Paul Sakuma/AP

Recovery Act spurs risk management lessons at Energy

Program that funded now-bankrupt solar firm Solyndra was mostly well managed, IG finds.

The Energy Department’s “intensive ramp-up” to spend Recovery Act dollars holds a teachable moment in management, according to its inspector general, whose recent review included the loan guarantee program that drew controversy when one of its beneficiaries, solar firm Solyndra, went bankrupt.

In a recent report on best practices and lessons learned from the department’s management of more than $35 billion to support science, energy and environmental initiatives since 2009, IG Gregory Friedman said he found “some notable successes and some failures.” But overall, he said, Energy’s “all hands on deck” organizational approach was a “concerted effort to implement and execute programs designed to meet the goals and objectives of the Recovery Act.”

A key positive was taking “various steps to enhance its risk management practices to help ensure that programmatic risks were identified and mitigated to the extent possible.”

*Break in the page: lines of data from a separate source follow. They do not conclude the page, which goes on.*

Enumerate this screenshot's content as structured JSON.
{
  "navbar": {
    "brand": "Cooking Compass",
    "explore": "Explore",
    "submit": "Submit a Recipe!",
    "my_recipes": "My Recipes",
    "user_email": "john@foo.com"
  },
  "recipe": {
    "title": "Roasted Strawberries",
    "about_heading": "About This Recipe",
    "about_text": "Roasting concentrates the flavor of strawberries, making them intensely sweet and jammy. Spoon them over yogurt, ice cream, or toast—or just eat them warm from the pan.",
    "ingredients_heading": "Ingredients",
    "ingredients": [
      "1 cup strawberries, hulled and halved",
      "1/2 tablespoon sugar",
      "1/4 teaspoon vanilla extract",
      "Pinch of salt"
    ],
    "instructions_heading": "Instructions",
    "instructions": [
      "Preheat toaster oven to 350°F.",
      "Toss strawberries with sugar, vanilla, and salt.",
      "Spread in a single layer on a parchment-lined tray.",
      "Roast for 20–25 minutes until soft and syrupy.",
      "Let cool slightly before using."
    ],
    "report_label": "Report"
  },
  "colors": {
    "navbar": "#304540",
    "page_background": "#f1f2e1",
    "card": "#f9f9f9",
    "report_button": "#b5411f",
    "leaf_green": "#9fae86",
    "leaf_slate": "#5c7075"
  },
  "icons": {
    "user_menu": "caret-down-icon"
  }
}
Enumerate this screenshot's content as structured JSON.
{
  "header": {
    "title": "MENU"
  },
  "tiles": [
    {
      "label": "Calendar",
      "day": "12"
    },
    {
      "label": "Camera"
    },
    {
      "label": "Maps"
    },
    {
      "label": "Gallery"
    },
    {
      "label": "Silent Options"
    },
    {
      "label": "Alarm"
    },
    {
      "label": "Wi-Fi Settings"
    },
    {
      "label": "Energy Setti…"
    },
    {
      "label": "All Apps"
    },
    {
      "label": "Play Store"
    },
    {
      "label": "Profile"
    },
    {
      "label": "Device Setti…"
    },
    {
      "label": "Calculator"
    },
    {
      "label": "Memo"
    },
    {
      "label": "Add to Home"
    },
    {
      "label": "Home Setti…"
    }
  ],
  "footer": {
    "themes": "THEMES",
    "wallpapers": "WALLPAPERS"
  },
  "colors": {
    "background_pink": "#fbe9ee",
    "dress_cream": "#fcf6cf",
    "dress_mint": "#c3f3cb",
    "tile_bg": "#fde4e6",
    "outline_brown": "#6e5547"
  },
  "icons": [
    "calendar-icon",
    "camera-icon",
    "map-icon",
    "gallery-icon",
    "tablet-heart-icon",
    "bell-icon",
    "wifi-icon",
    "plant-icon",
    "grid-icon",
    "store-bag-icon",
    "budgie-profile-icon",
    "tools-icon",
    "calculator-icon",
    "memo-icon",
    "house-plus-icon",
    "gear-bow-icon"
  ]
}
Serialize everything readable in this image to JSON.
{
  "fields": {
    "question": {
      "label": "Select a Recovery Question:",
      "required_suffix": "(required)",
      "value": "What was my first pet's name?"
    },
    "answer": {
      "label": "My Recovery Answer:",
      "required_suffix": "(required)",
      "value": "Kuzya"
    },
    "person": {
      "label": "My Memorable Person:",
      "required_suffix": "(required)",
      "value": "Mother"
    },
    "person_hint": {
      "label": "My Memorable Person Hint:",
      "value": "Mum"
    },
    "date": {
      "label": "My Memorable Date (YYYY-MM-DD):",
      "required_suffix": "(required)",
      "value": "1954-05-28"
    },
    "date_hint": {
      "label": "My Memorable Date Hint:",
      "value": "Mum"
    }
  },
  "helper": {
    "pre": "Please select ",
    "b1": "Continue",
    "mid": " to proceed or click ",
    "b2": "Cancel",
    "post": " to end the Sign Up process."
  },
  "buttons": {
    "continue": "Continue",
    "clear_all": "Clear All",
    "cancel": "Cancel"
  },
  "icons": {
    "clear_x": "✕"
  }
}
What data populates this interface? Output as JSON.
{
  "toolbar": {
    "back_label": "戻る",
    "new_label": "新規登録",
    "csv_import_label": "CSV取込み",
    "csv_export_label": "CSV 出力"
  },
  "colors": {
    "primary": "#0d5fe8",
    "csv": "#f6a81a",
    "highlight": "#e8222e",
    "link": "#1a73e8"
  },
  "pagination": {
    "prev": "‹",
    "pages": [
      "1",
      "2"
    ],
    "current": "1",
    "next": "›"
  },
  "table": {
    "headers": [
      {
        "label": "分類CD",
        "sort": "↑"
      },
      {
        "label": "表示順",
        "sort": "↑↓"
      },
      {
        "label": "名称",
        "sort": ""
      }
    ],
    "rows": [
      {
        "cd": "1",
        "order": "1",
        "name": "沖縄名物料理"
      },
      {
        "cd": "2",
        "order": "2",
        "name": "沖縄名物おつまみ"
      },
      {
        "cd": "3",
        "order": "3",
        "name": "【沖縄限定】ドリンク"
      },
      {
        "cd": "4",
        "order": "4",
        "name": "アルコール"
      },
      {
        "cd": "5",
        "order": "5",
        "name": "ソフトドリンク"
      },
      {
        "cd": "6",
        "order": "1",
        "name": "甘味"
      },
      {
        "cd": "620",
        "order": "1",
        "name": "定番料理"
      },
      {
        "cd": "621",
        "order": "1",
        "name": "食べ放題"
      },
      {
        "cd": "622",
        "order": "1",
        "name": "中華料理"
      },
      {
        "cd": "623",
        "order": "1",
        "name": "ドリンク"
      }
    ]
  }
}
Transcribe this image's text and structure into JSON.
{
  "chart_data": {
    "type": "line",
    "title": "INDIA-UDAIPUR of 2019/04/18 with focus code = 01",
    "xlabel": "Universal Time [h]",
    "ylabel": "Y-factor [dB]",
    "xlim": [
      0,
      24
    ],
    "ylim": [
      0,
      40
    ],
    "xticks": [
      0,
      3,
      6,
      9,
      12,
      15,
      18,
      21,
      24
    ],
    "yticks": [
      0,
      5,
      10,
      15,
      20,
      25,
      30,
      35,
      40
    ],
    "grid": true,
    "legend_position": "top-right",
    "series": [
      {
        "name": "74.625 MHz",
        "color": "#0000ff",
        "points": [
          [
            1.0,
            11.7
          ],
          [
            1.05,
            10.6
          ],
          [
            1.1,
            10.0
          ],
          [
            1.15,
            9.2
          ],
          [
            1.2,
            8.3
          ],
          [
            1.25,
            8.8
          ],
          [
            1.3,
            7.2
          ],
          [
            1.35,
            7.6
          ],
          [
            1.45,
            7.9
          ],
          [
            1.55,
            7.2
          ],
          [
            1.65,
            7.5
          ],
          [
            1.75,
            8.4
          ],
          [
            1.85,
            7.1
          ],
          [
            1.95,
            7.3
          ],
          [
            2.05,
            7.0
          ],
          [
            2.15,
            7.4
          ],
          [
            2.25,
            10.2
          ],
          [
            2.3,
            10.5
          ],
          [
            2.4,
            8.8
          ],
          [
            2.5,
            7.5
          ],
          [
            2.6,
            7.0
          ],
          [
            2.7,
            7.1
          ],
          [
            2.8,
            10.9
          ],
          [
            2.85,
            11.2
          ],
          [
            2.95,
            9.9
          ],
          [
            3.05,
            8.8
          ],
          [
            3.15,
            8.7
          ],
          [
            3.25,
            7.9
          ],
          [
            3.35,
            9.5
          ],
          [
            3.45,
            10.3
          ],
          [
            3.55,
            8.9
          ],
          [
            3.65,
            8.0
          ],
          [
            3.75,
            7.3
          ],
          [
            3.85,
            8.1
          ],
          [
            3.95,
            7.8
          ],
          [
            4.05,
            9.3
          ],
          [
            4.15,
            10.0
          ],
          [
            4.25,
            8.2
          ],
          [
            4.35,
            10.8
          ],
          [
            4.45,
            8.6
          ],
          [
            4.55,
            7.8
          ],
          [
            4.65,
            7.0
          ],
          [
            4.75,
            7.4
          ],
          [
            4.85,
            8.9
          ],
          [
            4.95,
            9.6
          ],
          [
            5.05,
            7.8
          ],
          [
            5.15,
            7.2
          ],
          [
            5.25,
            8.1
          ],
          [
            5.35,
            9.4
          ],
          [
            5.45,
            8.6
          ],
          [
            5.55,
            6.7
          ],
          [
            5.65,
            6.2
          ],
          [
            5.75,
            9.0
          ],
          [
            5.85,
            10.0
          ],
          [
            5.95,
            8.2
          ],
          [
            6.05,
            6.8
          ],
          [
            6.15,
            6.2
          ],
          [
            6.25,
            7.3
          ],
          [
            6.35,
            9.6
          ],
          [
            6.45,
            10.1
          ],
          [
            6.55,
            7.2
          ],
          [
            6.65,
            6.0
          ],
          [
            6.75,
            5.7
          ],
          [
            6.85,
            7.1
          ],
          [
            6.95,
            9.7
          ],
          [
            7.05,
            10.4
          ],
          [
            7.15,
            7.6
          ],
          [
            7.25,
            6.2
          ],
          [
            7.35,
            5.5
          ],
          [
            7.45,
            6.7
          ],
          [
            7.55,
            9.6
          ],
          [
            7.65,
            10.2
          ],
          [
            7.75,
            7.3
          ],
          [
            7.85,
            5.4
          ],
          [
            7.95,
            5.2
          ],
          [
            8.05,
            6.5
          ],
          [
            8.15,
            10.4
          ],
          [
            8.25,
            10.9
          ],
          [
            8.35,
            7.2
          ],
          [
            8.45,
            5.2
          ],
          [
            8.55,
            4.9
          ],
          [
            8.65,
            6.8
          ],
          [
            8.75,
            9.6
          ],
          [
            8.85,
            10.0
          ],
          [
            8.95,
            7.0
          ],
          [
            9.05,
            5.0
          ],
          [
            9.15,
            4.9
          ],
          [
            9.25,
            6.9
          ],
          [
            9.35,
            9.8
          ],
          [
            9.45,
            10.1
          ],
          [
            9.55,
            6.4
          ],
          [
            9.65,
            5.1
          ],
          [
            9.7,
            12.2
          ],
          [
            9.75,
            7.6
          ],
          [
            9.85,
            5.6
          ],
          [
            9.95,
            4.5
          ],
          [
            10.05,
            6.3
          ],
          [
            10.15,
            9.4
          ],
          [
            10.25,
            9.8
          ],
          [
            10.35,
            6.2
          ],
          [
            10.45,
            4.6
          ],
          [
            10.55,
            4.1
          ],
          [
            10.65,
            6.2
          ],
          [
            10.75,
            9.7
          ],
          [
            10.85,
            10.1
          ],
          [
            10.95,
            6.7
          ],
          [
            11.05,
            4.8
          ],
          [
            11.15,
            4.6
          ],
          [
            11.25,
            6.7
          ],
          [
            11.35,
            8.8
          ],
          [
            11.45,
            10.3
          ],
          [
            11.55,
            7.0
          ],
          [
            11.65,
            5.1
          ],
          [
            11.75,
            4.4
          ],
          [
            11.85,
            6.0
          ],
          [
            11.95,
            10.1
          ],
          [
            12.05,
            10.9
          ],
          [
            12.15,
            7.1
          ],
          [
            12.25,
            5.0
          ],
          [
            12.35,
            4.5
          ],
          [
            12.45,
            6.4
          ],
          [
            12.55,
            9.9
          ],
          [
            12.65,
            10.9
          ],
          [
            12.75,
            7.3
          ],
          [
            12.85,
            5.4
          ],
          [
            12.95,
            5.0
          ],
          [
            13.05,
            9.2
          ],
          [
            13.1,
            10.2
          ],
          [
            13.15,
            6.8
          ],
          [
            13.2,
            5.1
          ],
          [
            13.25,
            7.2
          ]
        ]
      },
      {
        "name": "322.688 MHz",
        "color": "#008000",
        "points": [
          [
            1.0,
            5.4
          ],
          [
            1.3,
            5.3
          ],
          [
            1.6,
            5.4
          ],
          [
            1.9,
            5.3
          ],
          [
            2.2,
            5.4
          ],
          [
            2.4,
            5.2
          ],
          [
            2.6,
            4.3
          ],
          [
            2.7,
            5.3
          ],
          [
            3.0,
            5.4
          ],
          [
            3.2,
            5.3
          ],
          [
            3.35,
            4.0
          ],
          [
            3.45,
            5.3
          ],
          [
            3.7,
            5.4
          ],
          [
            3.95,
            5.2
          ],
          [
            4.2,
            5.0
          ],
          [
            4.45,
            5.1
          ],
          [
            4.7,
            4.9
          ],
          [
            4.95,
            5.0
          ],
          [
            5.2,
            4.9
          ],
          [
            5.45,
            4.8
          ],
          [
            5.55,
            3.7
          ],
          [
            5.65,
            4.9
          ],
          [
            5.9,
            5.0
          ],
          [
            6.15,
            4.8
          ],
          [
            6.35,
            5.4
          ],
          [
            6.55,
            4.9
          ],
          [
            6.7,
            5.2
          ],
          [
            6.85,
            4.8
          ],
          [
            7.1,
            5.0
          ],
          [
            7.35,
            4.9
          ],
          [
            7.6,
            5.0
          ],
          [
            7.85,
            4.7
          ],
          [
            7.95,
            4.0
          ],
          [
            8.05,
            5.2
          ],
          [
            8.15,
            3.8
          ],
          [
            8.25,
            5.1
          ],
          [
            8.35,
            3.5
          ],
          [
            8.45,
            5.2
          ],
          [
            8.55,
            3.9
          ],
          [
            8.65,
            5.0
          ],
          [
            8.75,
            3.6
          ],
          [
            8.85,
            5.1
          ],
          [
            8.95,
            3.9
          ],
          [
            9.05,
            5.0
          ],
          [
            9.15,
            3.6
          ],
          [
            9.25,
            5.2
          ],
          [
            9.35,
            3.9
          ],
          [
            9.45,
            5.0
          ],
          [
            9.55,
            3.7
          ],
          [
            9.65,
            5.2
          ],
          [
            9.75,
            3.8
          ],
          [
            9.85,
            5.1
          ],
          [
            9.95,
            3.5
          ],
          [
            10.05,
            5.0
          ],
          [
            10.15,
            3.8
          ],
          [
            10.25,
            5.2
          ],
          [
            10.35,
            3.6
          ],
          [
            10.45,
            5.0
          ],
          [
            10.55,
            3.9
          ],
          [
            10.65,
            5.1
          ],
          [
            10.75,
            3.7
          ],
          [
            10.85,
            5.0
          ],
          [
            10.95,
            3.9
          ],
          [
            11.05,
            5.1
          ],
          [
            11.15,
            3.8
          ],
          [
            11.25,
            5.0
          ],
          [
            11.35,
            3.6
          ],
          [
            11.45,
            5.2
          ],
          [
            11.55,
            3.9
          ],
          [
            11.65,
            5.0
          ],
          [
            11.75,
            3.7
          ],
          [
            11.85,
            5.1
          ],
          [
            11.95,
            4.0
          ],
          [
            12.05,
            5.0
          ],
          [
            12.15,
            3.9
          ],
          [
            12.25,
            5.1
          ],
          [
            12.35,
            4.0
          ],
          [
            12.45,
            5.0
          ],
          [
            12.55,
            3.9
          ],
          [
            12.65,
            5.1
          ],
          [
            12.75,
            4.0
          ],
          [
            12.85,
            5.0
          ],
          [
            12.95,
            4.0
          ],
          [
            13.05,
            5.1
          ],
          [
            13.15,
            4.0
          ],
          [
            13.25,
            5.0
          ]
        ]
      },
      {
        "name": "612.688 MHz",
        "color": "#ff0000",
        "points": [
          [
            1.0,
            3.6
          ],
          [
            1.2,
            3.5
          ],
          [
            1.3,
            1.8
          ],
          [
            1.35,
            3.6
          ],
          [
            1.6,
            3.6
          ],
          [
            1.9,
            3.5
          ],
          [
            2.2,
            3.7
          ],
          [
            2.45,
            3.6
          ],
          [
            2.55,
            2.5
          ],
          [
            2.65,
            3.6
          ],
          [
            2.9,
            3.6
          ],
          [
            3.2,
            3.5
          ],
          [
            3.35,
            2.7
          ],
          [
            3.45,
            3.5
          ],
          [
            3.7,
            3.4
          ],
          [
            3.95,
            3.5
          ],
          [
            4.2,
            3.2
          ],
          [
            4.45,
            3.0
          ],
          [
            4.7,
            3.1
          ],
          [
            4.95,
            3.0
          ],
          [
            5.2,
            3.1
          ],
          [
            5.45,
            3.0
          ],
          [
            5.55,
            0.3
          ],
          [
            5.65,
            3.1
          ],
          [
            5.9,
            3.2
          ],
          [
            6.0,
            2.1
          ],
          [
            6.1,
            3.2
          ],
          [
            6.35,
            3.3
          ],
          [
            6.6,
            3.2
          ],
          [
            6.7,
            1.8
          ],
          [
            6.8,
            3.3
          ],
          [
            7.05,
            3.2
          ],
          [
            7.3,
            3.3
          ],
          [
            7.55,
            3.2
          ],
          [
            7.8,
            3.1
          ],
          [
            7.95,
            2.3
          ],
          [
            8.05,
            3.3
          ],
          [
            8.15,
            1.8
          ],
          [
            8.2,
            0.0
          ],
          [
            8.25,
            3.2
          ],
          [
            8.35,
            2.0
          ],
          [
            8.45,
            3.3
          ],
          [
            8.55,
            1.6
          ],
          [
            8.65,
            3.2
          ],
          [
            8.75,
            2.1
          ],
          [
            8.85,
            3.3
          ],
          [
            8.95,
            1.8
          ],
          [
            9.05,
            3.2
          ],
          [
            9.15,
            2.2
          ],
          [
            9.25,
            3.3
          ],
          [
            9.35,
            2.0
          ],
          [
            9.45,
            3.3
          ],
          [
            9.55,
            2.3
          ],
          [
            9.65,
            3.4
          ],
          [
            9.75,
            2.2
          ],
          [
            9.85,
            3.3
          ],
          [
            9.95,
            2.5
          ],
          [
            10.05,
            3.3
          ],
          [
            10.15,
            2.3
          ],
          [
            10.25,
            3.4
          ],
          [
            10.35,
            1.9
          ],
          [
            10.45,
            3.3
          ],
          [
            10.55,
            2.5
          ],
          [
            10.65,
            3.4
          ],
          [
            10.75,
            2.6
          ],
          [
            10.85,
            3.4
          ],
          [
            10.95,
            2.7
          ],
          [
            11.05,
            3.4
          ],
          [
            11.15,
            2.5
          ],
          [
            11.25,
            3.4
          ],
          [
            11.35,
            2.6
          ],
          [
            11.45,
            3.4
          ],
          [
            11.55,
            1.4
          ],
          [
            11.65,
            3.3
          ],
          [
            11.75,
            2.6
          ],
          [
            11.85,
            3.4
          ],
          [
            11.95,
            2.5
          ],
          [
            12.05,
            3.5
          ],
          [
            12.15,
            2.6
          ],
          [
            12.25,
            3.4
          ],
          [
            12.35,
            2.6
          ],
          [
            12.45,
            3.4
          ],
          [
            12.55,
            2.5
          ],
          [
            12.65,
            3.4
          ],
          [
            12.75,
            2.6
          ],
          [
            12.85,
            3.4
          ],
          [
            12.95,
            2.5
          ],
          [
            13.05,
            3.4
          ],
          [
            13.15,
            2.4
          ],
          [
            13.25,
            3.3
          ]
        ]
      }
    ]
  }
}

In reviewing past IG reports since passage of the Recovery Act, the report addressed areas such as accounting and reporting, human capital management, regulatory compliance, and delivery of public services. Some of the less successful efforts were in the area of risk management in the loan guarantee program, which was increased by some $52 billion under the economic stimulus package.

One of its beneficiaries was the California solar energy panel manufacturer, Solyndra, whose bankruptcy in August 2011 could cost the government a half billion dollars. Though a loan program for alternative energy originated during the George W. Bush administration, Solyndra’s loan came under the Recovery Act and was touted by President Obama and Vice President Joe Biden as part of the push for clean energy.

The report noted, “the department's massive loan guarantee program has been under significant scrutiny,” with aspects “under review by the Office of Inspector General, the Congress and by a special review group empaneled by the White House. The results of these efforts will likely provide data relevant to the direction and operation of this and related programs.”

Among the lessons learned, the IG’s team wrote, is the importance of ensuring that “programmatic decisions are based on the results of an established due diligence process that considers and follows up on identified risks;” that managers “continuously monitor the risk environment and consider the impacts of changes to the risk profile as they evolve;” and that they “implement control measures such as performance metrics and trend analyses to ensure that programs and projects are on track and meeting intended objectives.”

In a statement to Government Executive, Friedman expressed hope that the management issues he raised will be a teachable moment for more than just Energy staff.

"If, after having spent nearly $800 billion in Recovery Act funding -- including the unprecedented expenditures by the Department of Energy,” he said, “the nation has not learned a great deal about public policy formulation, what works and what does not, and the ability of the federal government to deliver services efficiently, effectively and with the intended result, a tremendous opportunity will have been missed."

The report noted that while Energy has obligated $34.6 billion, or 98 percent of its share of stimulus money, it has spent just $21 billion. The lessons, it added, should be useful for the department “for many years to come.”